Percaya kepada sesuatu yang ghaib membuat hati kita menjadi lembut dan sensitif. Manusia tidak pernah tahu kapan ia akan mati dan menghadap Tuhannya. Bahkan ia tidak tahu apa yang akan terjadi padanya esok hari. Esok adalah ghaib, rahasia Tuhan. Kepada siapa kita memasrahkan nasib kita esok hari kalau tidak kepada Raja yang menciptakan waktu. Bahwa kita harus pasrah, adalah pertanda kalau manusia itu lemah dan serba tidak tahu. Namun, kelemahan dan ketidaktahuan manusia itu sendiri adalah awal baik agar ia dapat pasrah. Artinya, kepasrahan atau tawakkal adalah hasil dari ketidaktauan manusia.
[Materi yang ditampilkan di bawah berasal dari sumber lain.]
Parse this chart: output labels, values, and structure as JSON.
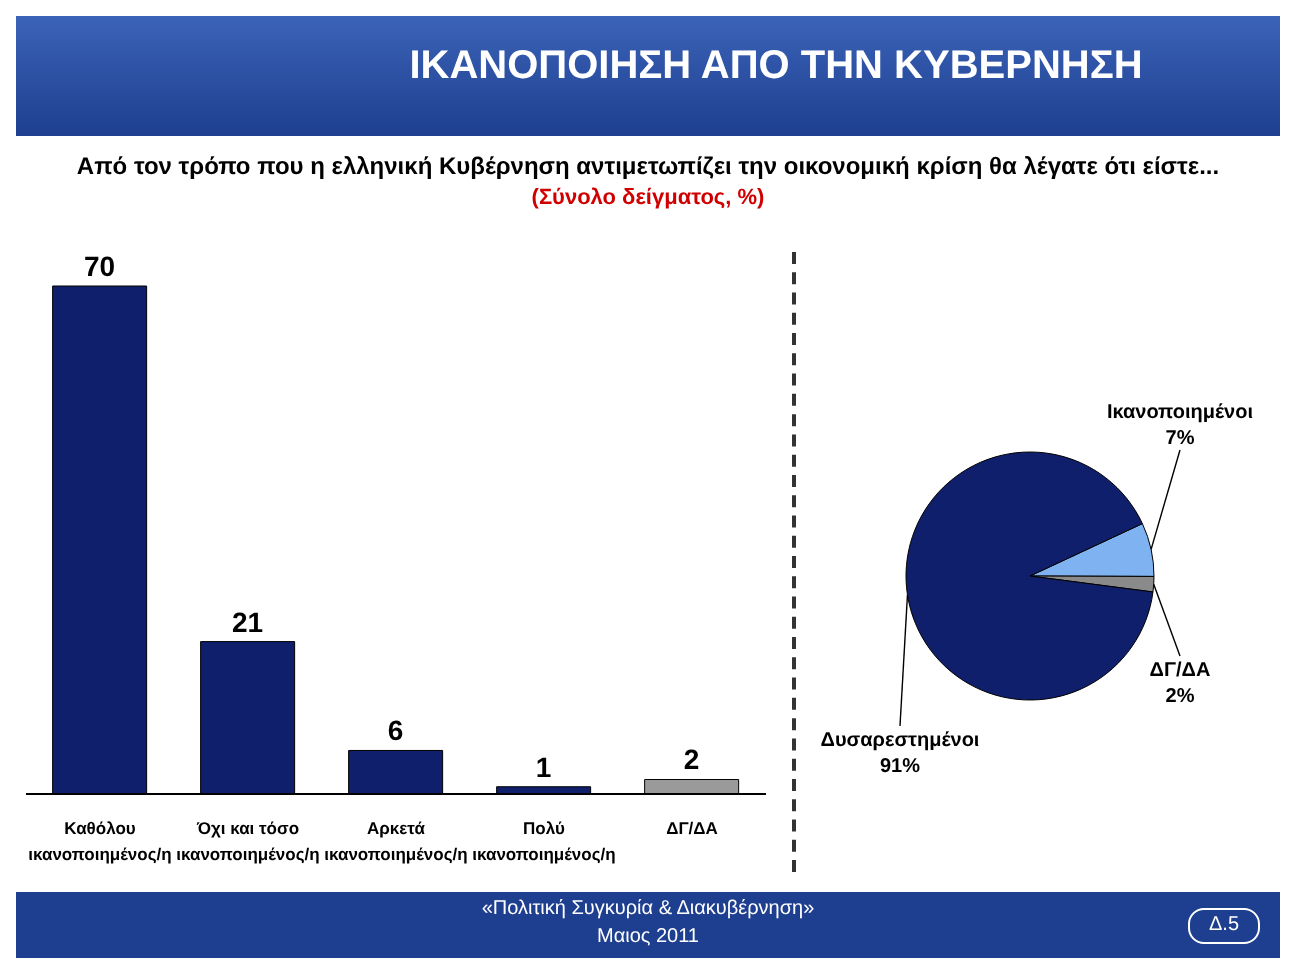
{
  "chart_data": [
    {
      "type": "bar",
      "title": "ΙΚΑΝΟΠΟΙΗΣΗ ΑΠΟ ΤΗΝ ΚΥΒΕΡΝΗΣΗ",
      "subtitle": "Από τον τρόπο που η ελληνική Κυβέρνηση αντιμετωπίζει την οικονομική κρίση θα λέγατε ότι είστε...",
      "annotations": [
        "(Σύνολο δείγματος, %)",
        "«Πολιτική Συγκυρία & Διακυβέρνηση»",
        "Μαιος 2011",
        "Δ.5"
      ],
      "categories": [
        "Καθόλου ικανοποιημένος/η",
        "Όχι και τόσο ικανοποιημένος/η",
        "Αρκετά ικανοποιημένος/η",
        "Πολύ ικανοποιημένος/η",
        "ΔΓ/ΔΑ"
      ],
      "values": [
        70,
        21,
        6,
        1,
        2
      ],
      "colors": [
        "#0f1f6b",
        "#0f1f6b",
        "#0f1f6b",
        "#0f1f6b",
        "#9a9a9a"
      ],
      "data_labels": true
    },
    {
      "type": "pie",
      "categories": [
        "Ικανοποιημένοι",
        "ΔΓ/ΔΑ",
        "Δυσαρεστημένοι"
      ],
      "values": [
        7,
        2,
        91
      ],
      "colors": [
        "#7fb2f0",
        "#8a8a8a",
        "#0f1f6b"
      ],
      "value_labels": [
        "7%",
        "2%",
        "91%"
      ]
    }
  ]
}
Lalu dimana orang-orang yang selama menampilkan diri sebagai pahlawan atau superman, di saat-saat sulit seperti ini? Jangan-jangan mereka yang sok kuat dan berani adalah mereka yang paling rapuh dalam menghadapi musibah wabah ini. Saya teringat dengan pesan sahabat saya, bahwa biasanya orang yang otoriter itu aslinya penakut. Penindasaannya atas orang lain adalah cara dia untuk menyembunyikan atau memanipulasi kelemahannya.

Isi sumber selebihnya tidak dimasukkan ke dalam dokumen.